Slavoj Žižek Discusses Applications of Philosophy

A man in a gray shirt talks into a microphone in front of a group of people in the audience

Co-founder of the Slovenian Liberal Democratic Party and prominent intellectual Slavoj Žižek spoke at Pomona College’s Rose Hill Theatre on Tuesday, Feb. 28. Žižek, a follower of Hegelian philosophy, is known for his theoretical combination of philosophy and psychoanalysis, and his ability to apply dense academic theory to pop culture and modern-day politics. 
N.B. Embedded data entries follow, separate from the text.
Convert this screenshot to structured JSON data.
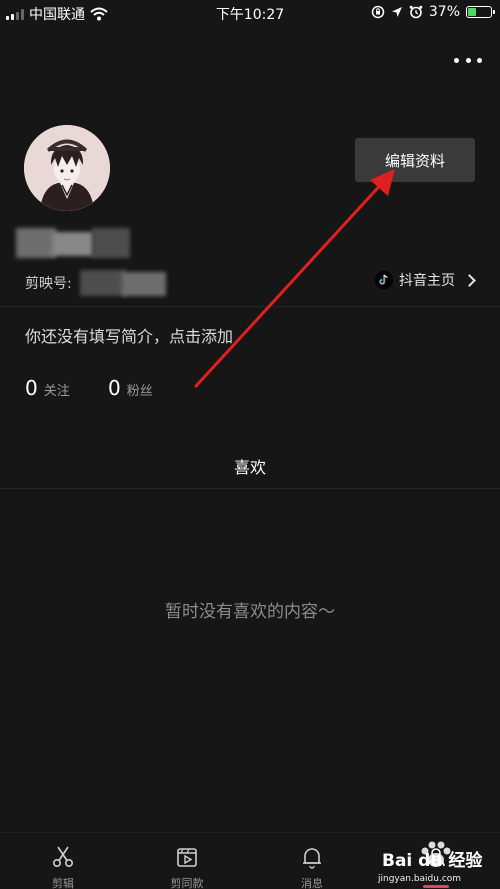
{
  "status_bar": {
    "carrier": "中国联通",
    "time": "下午10:27",
    "battery_percent": "37%",
    "battery_level": 0.37,
    "icons": [
      "signal-icon",
      "wifi-icon",
      "rotation-lock-icon",
      "location-icon",
      "alarm-icon",
      "battery-icon"
    ]
  },
  "profile": {
    "edit_button_label": "编辑资料",
    "id_label": "剪映号:",
    "douyin_link_label": "抖音主页",
    "bio_prompt": "你还没有填写简介，点击添加",
    "stats": [
      {
        "value": "0",
        "label": "关注"
      },
      {
        "value": "0",
        "label": "粉丝"
      }
    ]
  },
  "tabs": {
    "likes": "喜欢"
  },
  "empty_state": "暂时没有喜欢的内容～",
  "bottom_nav": [
    {
      "label": "剪辑",
      "icon": "scissors-icon"
    },
    {
      "label": "剪同款",
      "icon": "template-play-icon"
    },
    {
      "label": "消息",
      "icon": "bell-icon"
    },
    {
      "label": "",
      "icon": "profile-icon",
      "active": true
    }
  ],
  "watermark": {
    "text": "Bai du 经验",
    "url": "jingyan.baidu.com"
  },
  "colors": {
    "background": "#161616",
    "accent": "#f23e5c",
    "annotation_arrow": "#e02020",
    "edit_button_bg": "#3a3a3a"
  }
}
Žižek’s talk focused on how the process of producing something can result in a “surplus-enjoyment,” an idea which can be applied not just to the production of material things, but to psychological processes. At one point, Žižek compared the functioning of ideology in our everyday lives to the augmented reality game Pokémon GO.

“Instead of taking us out of the real world, and throwing us into an artificial space, [Pokémon GO] combines the two. We look in reality, and we think in reality through the fantasy frame of the digital screen. This frame supplements reality with virtual elements, which sustains our desire to participate in the game… What the technology of Pokémon GO externalizes is simply the basic mechanism of ideology… the primordial version of augmented reality. Did Hitler not offer the Germans in 1930’s the fantasy frame of Nazi ideology, which made them see a specific Pokémon, the Jew?”

Timely examples and metaphors marked Žižek’s talk, which was co-sponsored by Claremont Graduate University’s cultural studies department, and the departments of media studies, politics, and philosophy at Pomona College. In an interview with TSL, chair of media studies at Pomona College Mark Andrejevic spoke of Žižek’s eccentric style and relevance in pop culture. 

“He’s a pretty big name philosopher in the sense that he kind of bridges academic and popular media, culture, both in the work that he does and also in his own academic practice,” Andrejevic said. “He writes columns for a whole range of popular press newspapers, and he reflects on contemporary political events, contemporary media events.”

Andrejevic thinks Žižek’s theories are also relevant to the field of media studies.

“He’s somebody whose work is quite influential in the field,” Andrejevic said. “There are a number of scholars working in media studies who draw on his philosophical texts and his media analysis to offer their own take on the cultural, political, and aesthetic stakes of media texts and practices.”

However, one did not have to be philosophically literate to enjoy the talk. Jung-Hsien Lin CGU ’17, a graduate student in cultural studies who draws heavily on Žižek for her own work, thought Žižek was effective.

“He himself is a performer. But I think for any student—whatever major they are—when you read his work, there’s going to be one sentence you could actually relate to,” she said. “And it’s very hard … for someone who’s trained to be a philosopher [to do that]. Even though [Žižek is] using jargon, [he can] still kind of make people see what [he’s] critiquing. And he’s very good at that.”

Students said that by making his topics relevant to current events, Žižek forces his listeners to consider the presence of ideology in their everyday lives.

“The whole point is that whether or not he’s right, he gives you the feeling that there’s a lot more going on in politics, in psychology. He draws these really interesting connections which probably require his understanding of history and psychology,” Neel Kumar PO ’18 said. “What he does really well … is show you that his ideas are present. You don’t have to buy his whole critique, you don’t have to buy his whole response to it, but you have to agree with him that [the ideas are] there.”